Chris nodded and dropped the photos in his hands into the suitcase.  Share and tell time was over. “Well, you’re a thousand dollars ahead—not bad. What are you going to do?"

She answered find Penny James and give her the cash?”

"Good luck, that was forty years ago.” 

Chris glanced at one photo that had fallen on the table.  His face reddened.

"What? What?" Lois asked.

 Chris stood up holding a photo.  “That son of a bitch.” His expression went from surprise to confusion to a flash of anger. Chris handed her another nude photo. An attractive woman posed astride of whoever took the photograph. “That was my girlfriend. We broke up. Never got a good reason why. What the hell?” 

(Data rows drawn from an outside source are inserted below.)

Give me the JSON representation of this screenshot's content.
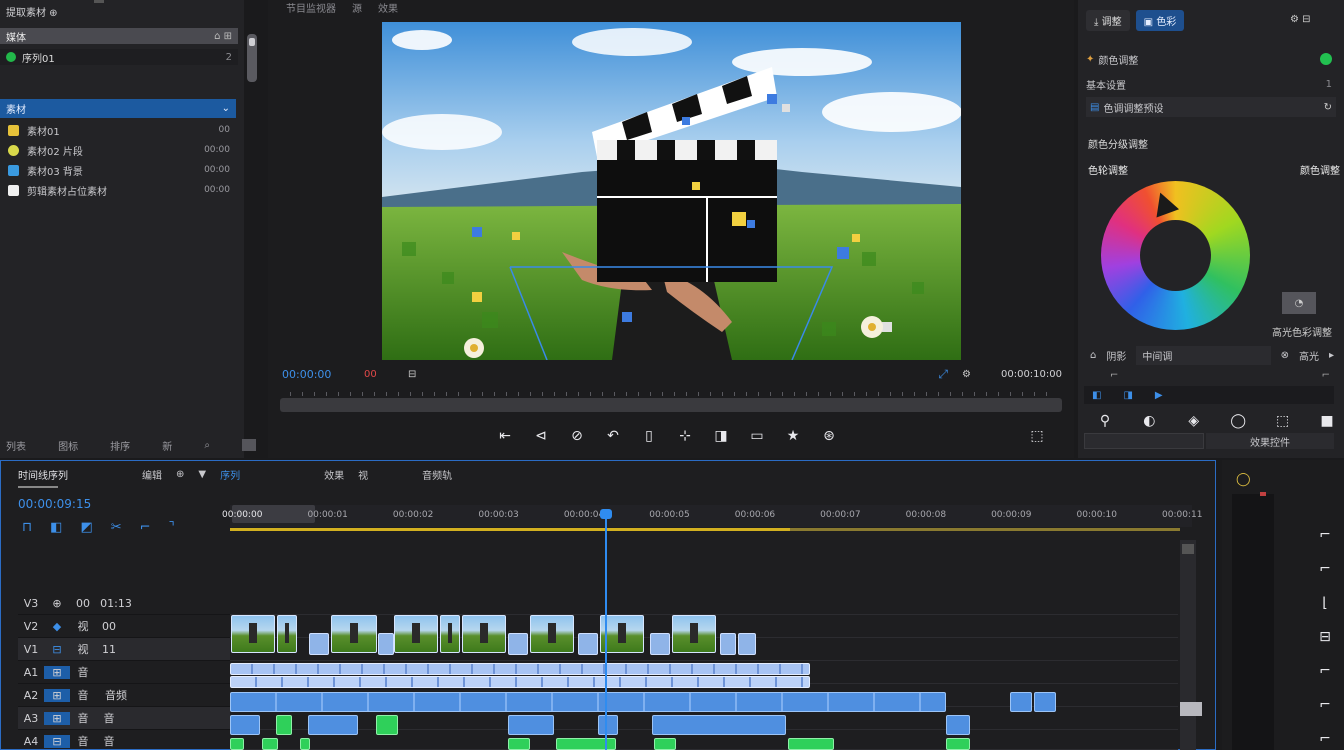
{
  "project_panel": {
    "header": "提取素材 ⊕",
    "bin_row": "媒体",
    "bin_row_right": "⌂ ⊞",
    "sequence_item": "序列01",
    "sequence_count": "2",
    "section": "素材",
    "items": [
      {
        "name": "素材01",
        "time": "00",
        "color": "#e6c23a"
      },
      {
        "name": "素材02 片段",
        "time": "00:00",
        "color": "#d8d84a"
      },
      {
        "name": "素材03 背景",
        "time": "00:00",
        "color": "#3a9ae0"
      },
      {
        "name": "剪辑素材占位素材",
        "time": "00:00",
        "color": "#f0f0f0"
      }
    ],
    "footer": [
      "列表",
      "图标",
      "排序",
      "新",
      "⌕"
    ]
  },
  "program_monitor": {
    "tabs": [
      "节目监视器",
      "源",
      "效果"
    ],
    "timecode_left": "00:00:00",
    "timecode_mid": "00",
    "fit_label": "⊟",
    "timecode_right": "00:00:10:00",
    "transport": [
      "⇤",
      "⊲",
      "⊘",
      "↶",
      "▯",
      "⊹",
      "◨",
      "▭",
      "★",
      "⊛"
    ],
    "export_icon": "⬚"
  },
  "right_panel": {
    "tabs": [
      "调整",
      "色彩"
    ],
    "tab_right": "⚙ ⊟",
    "header_row": "颜色调整",
    "header_badge": "●",
    "sub_label": "基本设置",
    "sub_value": "1",
    "preset_label": "色调调整预设",
    "section_title": "颜色分级调整",
    "wheel_left_label": "色轮调整",
    "wheel_right_label": "颜色调整",
    "wheel_caption": "高光色彩调整",
    "controls_row": [
      "⌂",
      "阴影",
      "中间调",
      "⊗",
      "高光",
      "▸"
    ],
    "small_row": [
      "⌐",
      "⌐"
    ],
    "bottom_tabs": [
      "◧",
      "◨",
      "▶"
    ],
    "tools": [
      "⚲",
      "◐",
      "◈",
      "◯",
      "⬚",
      "■"
    ],
    "footer_btn_left": "",
    "footer_btn_right": "效果控件"
  },
  "timeline": {
    "title": "时间线序列",
    "header_items": [
      "编辑",
      "⊕",
      "▼",
      "序列"
    ],
    "header_items2": [
      "效果",
      "视"
    ],
    "header_items3": [
      "音频轨"
    ],
    "timecode": "00:00:09:15",
    "ruler_labels": [
      "00:00:00",
      "00:00:01",
      "00:00:02",
      "00:00:03",
      "00:00:04",
      "00:00:05",
      "00:00:06",
      "00:00:07",
      "00:00:08",
      "00:00:09",
      "00:00:10",
      "00:00:11"
    ],
    "tracks": [
      {
        "a": "V3",
        "b": "⊕",
        "c": "00",
        "d": "01:13"
      },
      {
        "a": "V2",
        "b": "◆",
        "c": "视",
        "d": "00"
      },
      {
        "a": "V1",
        "b": "⊟",
        "c": "视",
        "d": "11"
      },
      {
        "a": "A1",
        "b": "⊞",
        "c": "音",
        "d": ""
      },
      {
        "a": "A2",
        "b": "⊞",
        "c": "音",
        "d": "音频"
      },
      {
        "a": "A3",
        "b": "⊞",
        "c": "音",
        "d": "音"
      },
      {
        "a": "A4",
        "b": "⊟",
        "c": "音",
        "d": "音"
      }
    ]
  },
  "tools_panel": {
    "top_icon": "◯",
    "tools": [
      "⌐",
      "⌐",
      "⌊",
      "⊟",
      "⌐",
      "⌐",
      "⌐"
    ]
  }
}
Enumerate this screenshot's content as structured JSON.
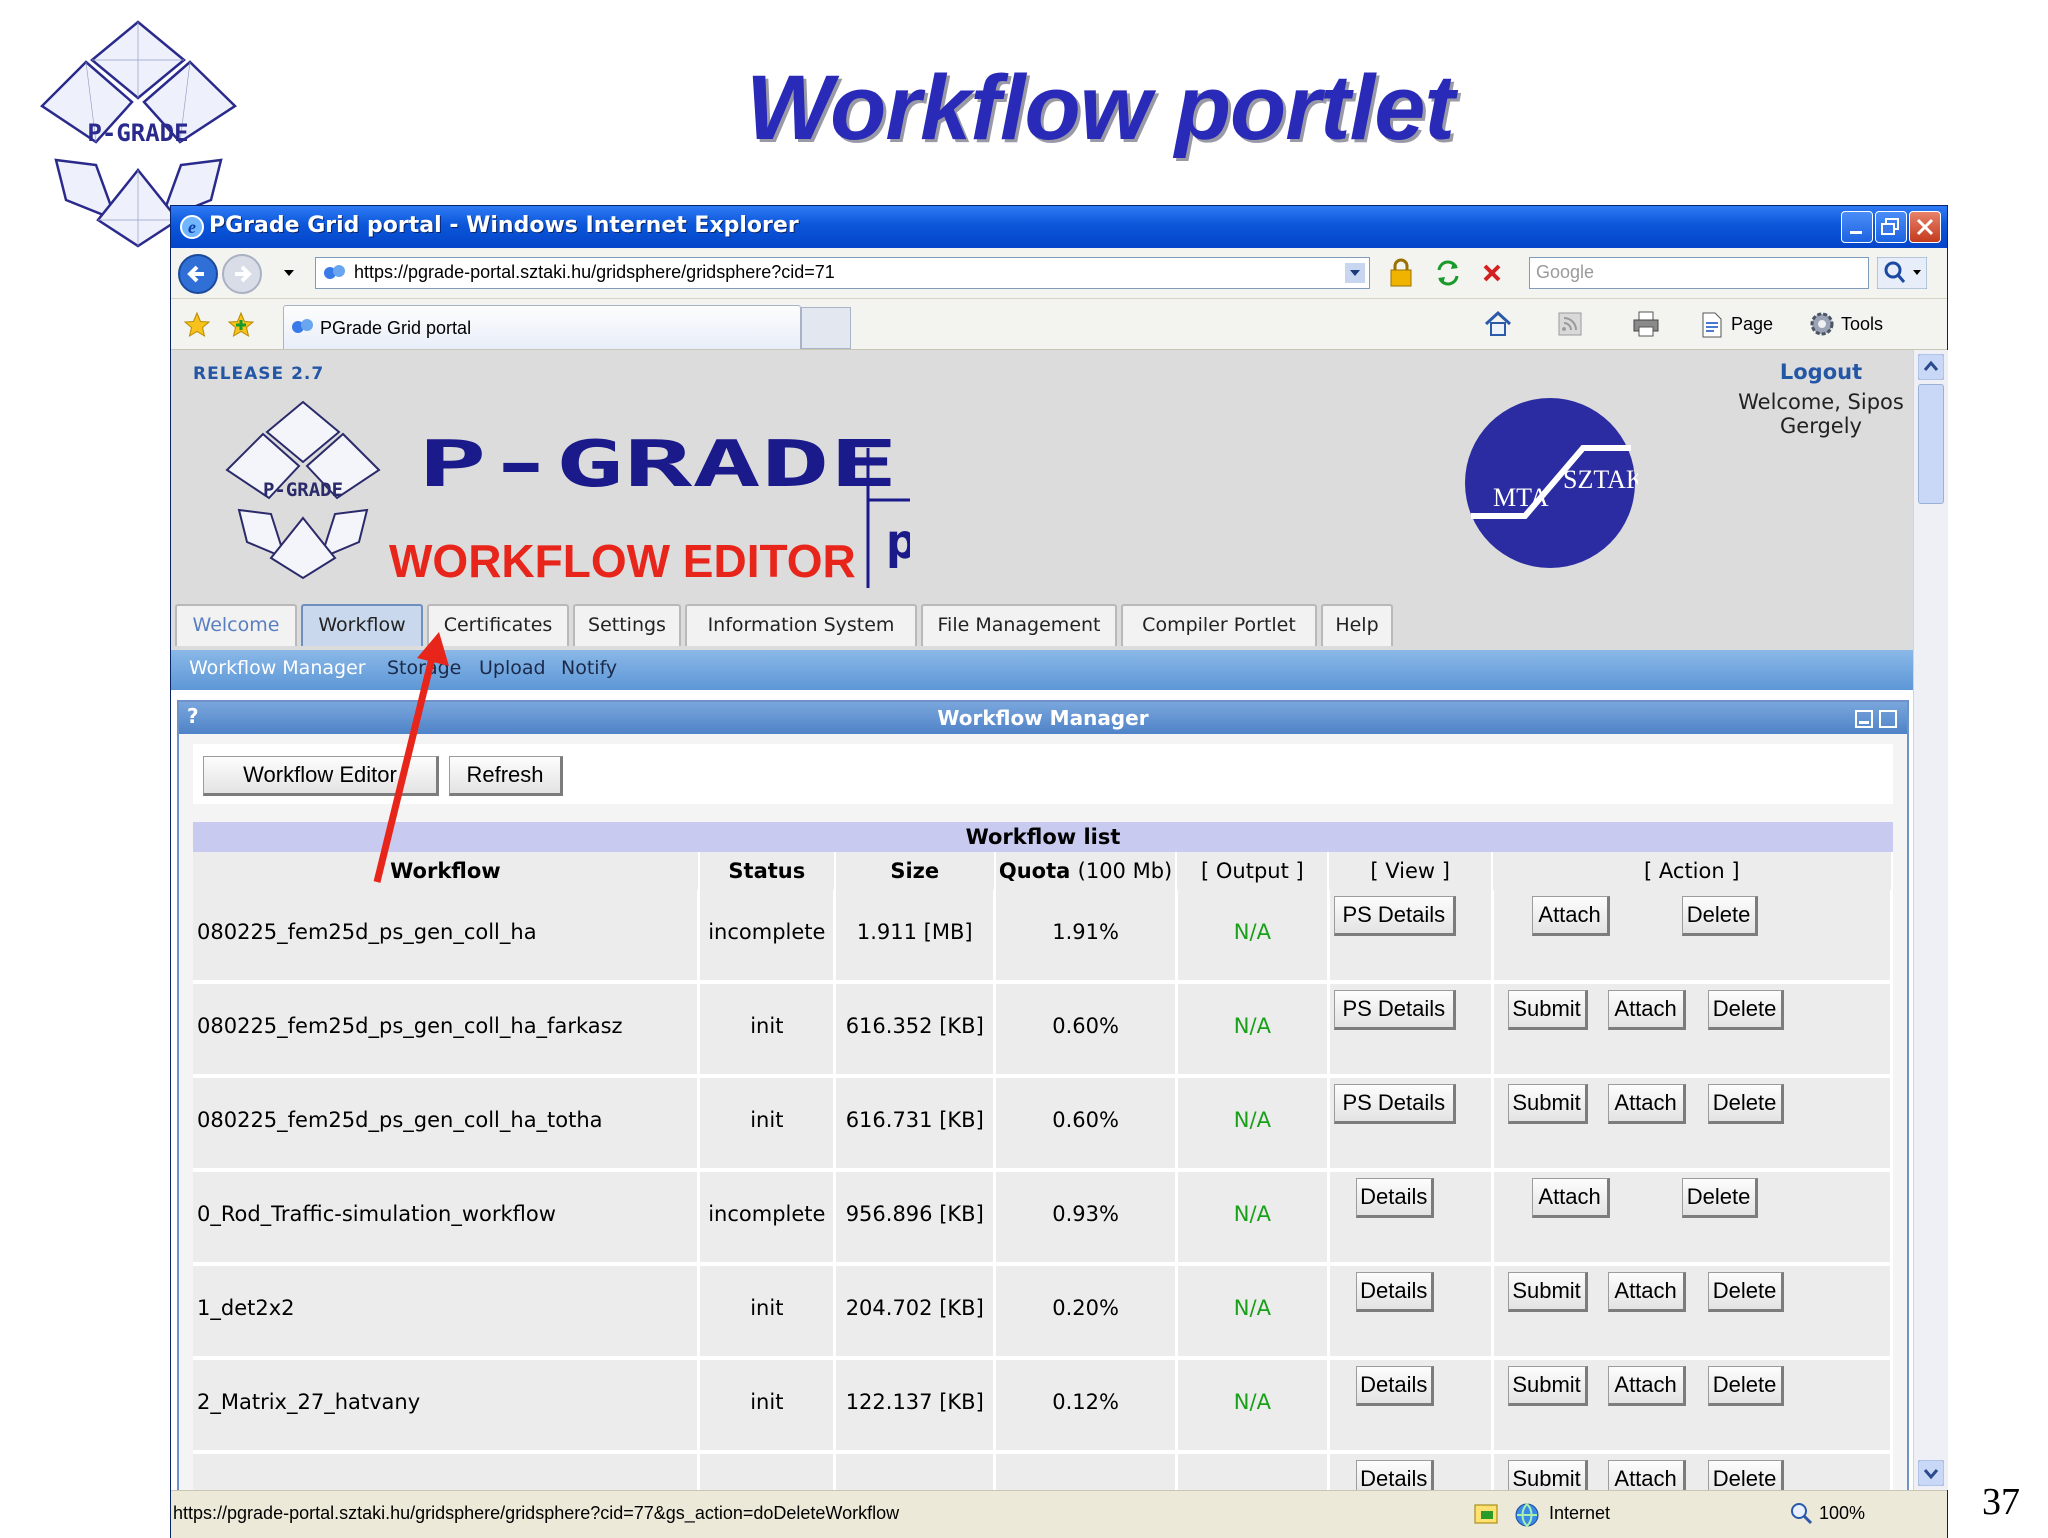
{
  "slide": {
    "title": "Workflow portlet",
    "logo_text": "P-GRADE",
    "page_number": "37"
  },
  "browser": {
    "window_title": "PGrade Grid portal - Windows Internet Explorer",
    "address": "https://pgrade-portal.sztaki.hu/gridsphere/gridsphere?cid=71",
    "search_placeholder": "Google",
    "tab_label": "PGrade Grid portal",
    "commands": {
      "page": "Page",
      "tools": "Tools"
    },
    "status_url": "https://pgrade-portal.sztaki.hu/gridsphere/gridsphere?cid=77&gs_action=doDeleteWorkflow",
    "status_zone": "Internet",
    "zoom": "100%"
  },
  "portal": {
    "release": "RELEASE 2.7",
    "brand": "P-GRADE",
    "brand_sub": "portal",
    "annotation": "WORKFLOW EDITOR",
    "sztaki_left": "MTA",
    "sztaki_right": "SZTAKI",
    "logout": "Logout",
    "welcome_line1": "Welcome, Sipos",
    "welcome_line2": "Gergely",
    "tabs": [
      "Welcome",
      "Workflow",
      "Certificates",
      "Settings",
      "Information System",
      "File Management",
      "Compiler Portlet",
      "Help"
    ],
    "active_tab": "Workflow",
    "subnav": [
      "Workflow Manager",
      "Storage",
      "Upload",
      "Notify"
    ],
    "active_subnav": "Workflow Manager"
  },
  "portlet": {
    "help": "?",
    "title": "Workflow Manager",
    "buttons": {
      "editor": "Workflow Editor",
      "refresh": "Refresh"
    },
    "list_title": "Workflow list",
    "columns": {
      "workflow": "Workflow",
      "status": "Status",
      "size": "Size",
      "quota_bold": "Quota",
      "quota_unit": "(100 Mb)",
      "output": "[ Output ]",
      "view": "[ View ]",
      "action": "[ Action ]"
    },
    "rows": [
      {
        "name": "080225_fem25d_ps_gen_coll_ha",
        "status": "incomplete",
        "size": "1.911 [MB]",
        "quota": "1.91%",
        "output": "N/A",
        "view": "PS Details",
        "actions": [
          "Attach",
          "Delete"
        ]
      },
      {
        "name": "080225_fem25d_ps_gen_coll_ha_farkasz",
        "status": "init",
        "size": "616.352 [KB]",
        "quota": "0.60%",
        "output": "N/A",
        "view": "PS Details",
        "actions": [
          "Submit",
          "Attach",
          "Delete"
        ]
      },
      {
        "name": "080225_fem25d_ps_gen_coll_ha_totha",
        "status": "init",
        "size": "616.731 [KB]",
        "quota": "0.60%",
        "output": "N/A",
        "view": "PS Details",
        "actions": [
          "Submit",
          "Attach",
          "Delete"
        ]
      },
      {
        "name": "0_Rod_Traffic-simulation_workflow",
        "status": "incomplete",
        "size": "956.896 [KB]",
        "quota": "0.93%",
        "output": "N/A",
        "view": "Details",
        "actions": [
          "Attach",
          "Delete"
        ]
      },
      {
        "name": "1_det2x2",
        "status": "init",
        "size": "204.702 [KB]",
        "quota": "0.20%",
        "output": "N/A",
        "view": "Details",
        "actions": [
          "Submit",
          "Attach",
          "Delete"
        ]
      },
      {
        "name": "2_Matrix_27_hatvany",
        "status": "init",
        "size": "122.137 [KB]",
        "quota": "0.12%",
        "output": "N/A",
        "view": "Details",
        "actions": [
          "Submit",
          "Attach",
          "Delete"
        ]
      },
      {
        "name": "",
        "status": "",
        "size": "",
        "quota": "",
        "output": "",
        "view": "Details",
        "actions": [
          "Submit",
          "Attach",
          "Delete"
        ]
      }
    ]
  },
  "colors": {
    "title_blue": "#2a2ab8",
    "annotation_red": "#e8251a",
    "link_blue": "#2456a6",
    "na_green": "#18a018",
    "xp_titlebar": "#0b56d9"
  },
  "icons": [
    "pgrade-logo",
    "ie-icon",
    "back-icon",
    "forward-icon",
    "lock-icon",
    "refresh-icon",
    "stop-icon",
    "search-icon",
    "favorites-star-icon",
    "add-favorite-icon",
    "home-icon",
    "feed-icon",
    "print-icon",
    "page-icon",
    "tools-gear-icon",
    "globe-icon",
    "zoom-icon",
    "red-arrow-icon"
  ]
}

“You got to be kidding. Did they know each other?” 

 “She worked for a PR firm most of her career. And he worked in media. Their paths had to cross." Lois raised her eyebrows, “I guess we can file that under Oops.” 

"Not what I wanted to see I'll tell you that, " he said.

Under her breath she whispered “small town” and excused herself to the restroom to stifle a laugh at his expense. 

She didn’t see Chris much after that. He got drunk one night and knocked on her door offering her $1,000 for sex and to hell with the camera. She slammed the door in his face, having learned not to tell anyone what she’d do for ten C-notes. 

Since then, he avoided her. The friendly spark and hallway banter she’d known before was missing.  

His situation that arose from the old photo still made her shake her head. 

Curiosity got to her one night after a bad date when she was too wired from late night Irish Coffees at her favorite Italian joint on Columbus Avenue to go sleep. She did an internet search and learned Sonny James leapt to his death off the Golden Gate Bridge in early September back in 1979. 

The obit writer didn’t include a list of survivors.  

So far, she hasn't found Penny James on the "net" and the found money is still in the suitcase Lois had sealed and made into an end table for her bedroom.